To face up to the many challenges presented by China's rise, other countries should try to nudge China to become a responsible stakeholder that will work with them to maintain a peaceful international order, Chinese specialists said at a forum yesterday.
The forum, "The rise of China and the future of the Asia-Pacific Region," was co-hosted by the Ministry of Foreign Affairs and The Asia Foundation, and brought academics from around the region together to discuss the problems posed by China's rise.
Bates Gill, Freeman Chair in China Studies at the Center of Strategic and International Studies said, "Through a combination of pragmatic security policies, growing clout and increasing deft diplomacy, China has successfully established extremely productive and strengthened many other relationships throughout the Asia and around the globe."
PHOTO: FANG PIN-CHAO, TAIPEI TIMES
Security diplomacy
Calling the strategy to establish partnership with other countries as China's "new security diplomacy," Gill said that the strategy presents significant challenges as well as opportunities for the international system, for regional security and for US interests.
He suggested the US and other key members of the international community intensify dialogue with China on objectionable and threatening issues, work with Beijing to expand the definition and response to transnational threats and encourage expanded Chinese support and participation in a variety of peacekeeping and nation-building operations.

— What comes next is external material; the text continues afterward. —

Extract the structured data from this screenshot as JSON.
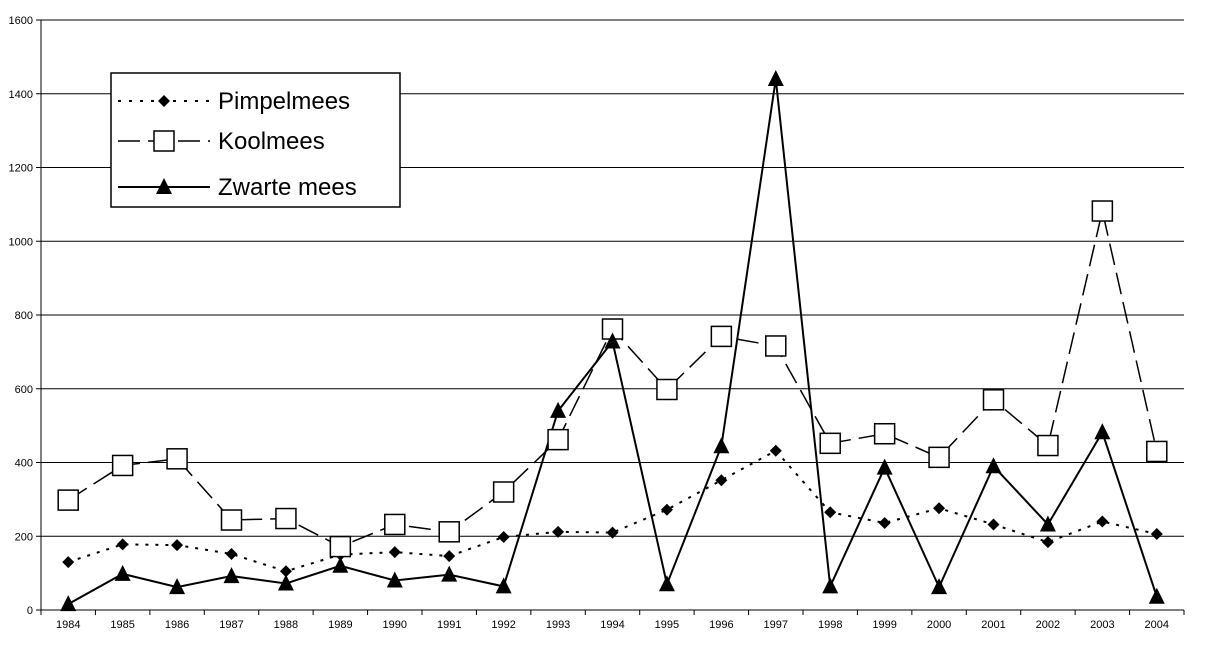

Taking the issue of nonproliferation and arms control as an example, Gill said that it is possible to gain greater Chinese nonproliferation and arms control cooperation by taking seriously Chinese leaders' aspirations to open constructively to the outside world, improve their international image and gain concessions from such discussions.
From an economic angle, Ishihara Kyoichi, a professor of the Graduate School of Humanities and Social Science at Kobe University in Japan, said that while China's economy has been growing rapidly for the past 25 years, its social integration has not advanced.
"Chinese society is split because of geopolitical and historical inequality and the expansion of income differentials after the onset of capitalism. People tend to pursue self-interests and neglect the public interest," he said.
To ensure peace and stability in the region, Ishihara said that surrounding countries should improve future economic cooperation with China.
"For example, the influence that Chinese growth has had on the Japanese economy in recent years is extremely strong -- the Japanese market is snowed under with agricultural products and clothes imported from China. Japan and China still have to develop technical and industrial cooperation for the future," Ishihara said.
Ishihara also encouraged Taiwan to enhance its interaction with China, which could possibly help to push a peaceful democratic transformation of China.
Recognition
Richard Hu, an associate professor in the Department of Politics and Public Administration at the University of Hong Kong, said that the Chinese government has recognized the necessity of convincing other countries that its rise will not have any negative consequences.
"As rise and threat are two sides of the same coin, the Chinese government has developed a kind of reassurance policy to manage other countries' perceptions of its rising," Hu said.
Given that the rise of China seems unstoppable, the international community has to accept it and ask it take more responsibility, Hu said.
Allen Choate, Vice President of The Asia Foundation, however, doubted whether international society can change China. "While there is lots of pressure on China to liberalize its political system, there is no evidence that its present political system can be restructured."